Last week I had the pleasure of attending a rehearsal of the West Australian Symphony Orchestra, along with select guests, through the American Chamber of Commerce in Australia. During a wonderful 30-40 minutes, we watched Vladimir Verbitsky, former Russian conductor now become Australian citizen and conductor laureate of the WASO, run a mighty orchestra through the power of Mussorgsky’s “Night on Bald Mountain”, by way of Rimsky-Korsakov. (Most people are familiar with this piece through Disney’s Fantasia, where the Satanic demon rises up behind the mountain.)

The West Australian Symphony OrchestraThere are several things that run through my mind when watching an orchestra rehearse. One thing is my memories of rehearsing alongside orchestras for major choral works. Technically demanding and precise, these performances required many weeks or months of preparation and practise. But the conductor was so important to providing the direction, guidance and energy for the group. Different conductors brought out different qualities as the singers or musicians followed them. But brilliant performances required going over and over and over the same five notes, that line, that syncopation, the entry – again and again until it was right!

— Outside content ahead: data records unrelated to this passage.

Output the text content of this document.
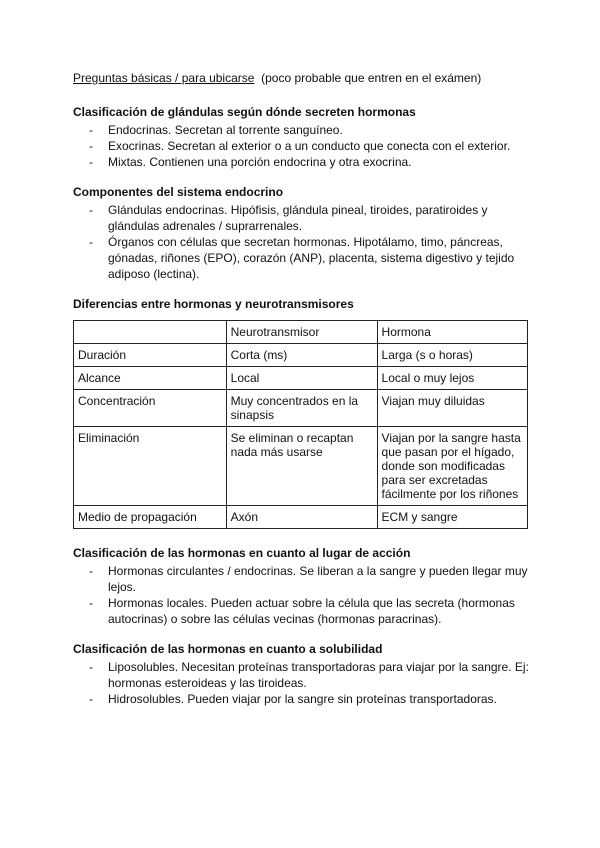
Preguntas básicas / para ubicarse (poco probable que entren en el exámen)

Clasificación de glándulas según dónde secreten hormonas
- Endocrinas. Secretan al torrente sanguíneo.
- Exocrinas. Secretan al exterior o a un conducto que conecta con el exterior.
- Mixtas. Contienen una porción endocrina y otra exocrina.
Componentes del sistema endocrino
- Glándulas endocrinas. Hipófisis, glándula pineal, tiroides, paratiroides y glándulas adrenales / suprarrenales.
- Órganos con células que secretan hormonas. Hipotálamo, timo, páncreas, gónadas, riñones (EPO), corazón (ANP), placenta, sistema digestivo y tejido adiposo (lectina).
Diferencias entre hormonas y neurotransmisores
	Neurotransmisor	Hormona
Duración	Corta (ms)	Larga (s o horas)
Alcance	Local	Local o muy lejos
Concentración	Muy concentrados en la sinapsis	Viajan muy diluidas
Eliminación	Se eliminan o recaptan nada más usarse	Viajan por la sangre hasta que pasan por el hígado, donde son modificadas para ser excretadas fácilmente por los riñones
Medio de propagación	Axón	ECM y sangre
Clasificación de las hormonas en cuanto al lugar de acción
- Hormonas circulantes / endocrinas. Se liberan a la sangre y pueden llegar muy lejos.
- Hormonas locales. Pueden actuar sobre la célula que las secreta (hormonas autocrinas) o sobre las células vecinas (hormonas paracrinas).
Clasificación de las hormonas en cuanto a solubilidad
- Liposolubles. Necesitan proteínas transportadoras para viajar por la sangre. Ej: hormonas esteroideas y las tiroideas.
- Hidrosolubles. Pueden viajar por la sangre sin proteínas transportadoras.
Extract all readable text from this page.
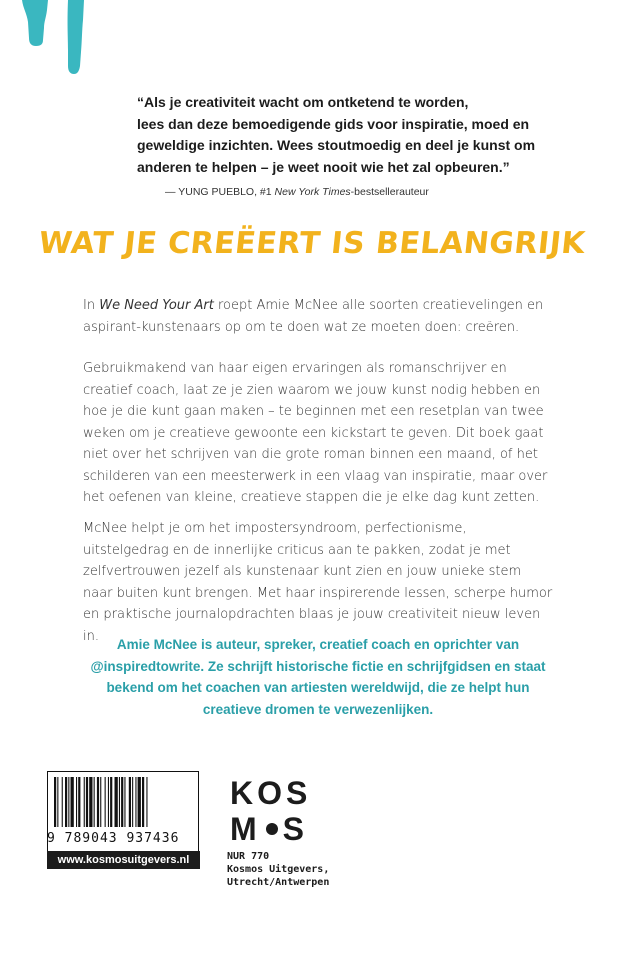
“Als je creativiteit wacht om ontketend te worden,
lees dan deze bemoedigende gids voor inspiratie, moed en
geweldige inzichten. Wees stoutmoedig en deel je kunst om
anderen te helpen – je weet nooit wie het zal opbeuren.”
— YUNG PUEBLO, #1 New York Times-bestsellerauteur
WAT JE CREËERT IS BELANGRIJK
In We Need Your Art roept Amie McNee alle soorten creatievelingen en aspirant-kunstenaars op om te doen wat ze moeten doen: creëren.
Gebruikmakend van haar eigen ervaringen als romanschrijver en creatief coach, laat ze je zien waarom we jouw kunst nodig hebben en hoe je die kunt gaan maken – te beginnen met een resetplan van twee weken om je creatieve gewoonte een kickstart te geven. Dit boek gaat niet over het schrijven van die grote roman binnen een maand, of het schilderen van een meesterwerk in een vlaag van inspiratie, maar over het oefenen van kleine, creatieve stappen die je elke dag kunt zetten.
McNee helpt je om het impostersyndroom, perfectionisme, uitstelgedrag en de innerlijke criticus aan te pakken, zodat je met zelfvertrouwen jezelf als kunstenaar kunt zien en jouw unieke stem naar buiten kunt brengen. Met haar inspirerende lessen, scherpe humor en praktische journalopdrachten blaas je jouw creativiteit nieuw leven in.
Amie McNee is auteur, spreker, creatief coach en oprichter van @inspiredtowrite. Ze schrijft historische fictie en schrijfgidsen en staat bekend om het coachen van artiesten wereldwijd, die ze helpt hun creatieve dromen te verwezenlijken.
9 789043 937436
www.kosmosuitgevers.nl
KOS
M S
NUR 770
Kosmos Uitgevers,
Utrecht/Antwerpen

Another thing that runs through my mind is that the practise of your technique is so important. You have to work through one section again and again and again till it matches the conductor’s vision. And in this respect, the conductor’s vision must be rock solid – it can change and shift as rehearsals progress, but the conductor must be able to clearly envision what he wants and direct the players to express through their technique the sound, energy and dynamism that fits into the whole. The conductor’s ability to work with the players’ own technique to achieve what he wants is vital.

One of the other things that I always feel so enthralled by is that the conductor himself (I have conducted a few groups myself) has to be in sympathetic union with the skills, needs and production of the whole group and how the performance will be perceived by the audience. He has to train the players in his own signals and expressiveness that cues their efforts. When Vladimir Verbitsky turns to the strings section, bends on his knees in front of them and stretches his hand out, shuddering as it lifts an imaginary mountain into place, the players respond, putting their finesse and strength into the bows as they draw out the deep swells from their violins. There’s a sense that one is mediating the meeting of music, performer, instrument and audience – all part of a grand narrative of passion and emotion that rises in a rapture of imagination.

Our leadership should bring together the disparate elements and talents of those before us, weaving them into a symphony of skill and performance that creates something special out of the individual parts. It requires skill, study, understanding, vision and the ability to work with and direct all of the players to bring their hearts, minds, mouths and hands to the task of the whole. It requires rehearsal, reliance on others and the realisation of the mind’s eye.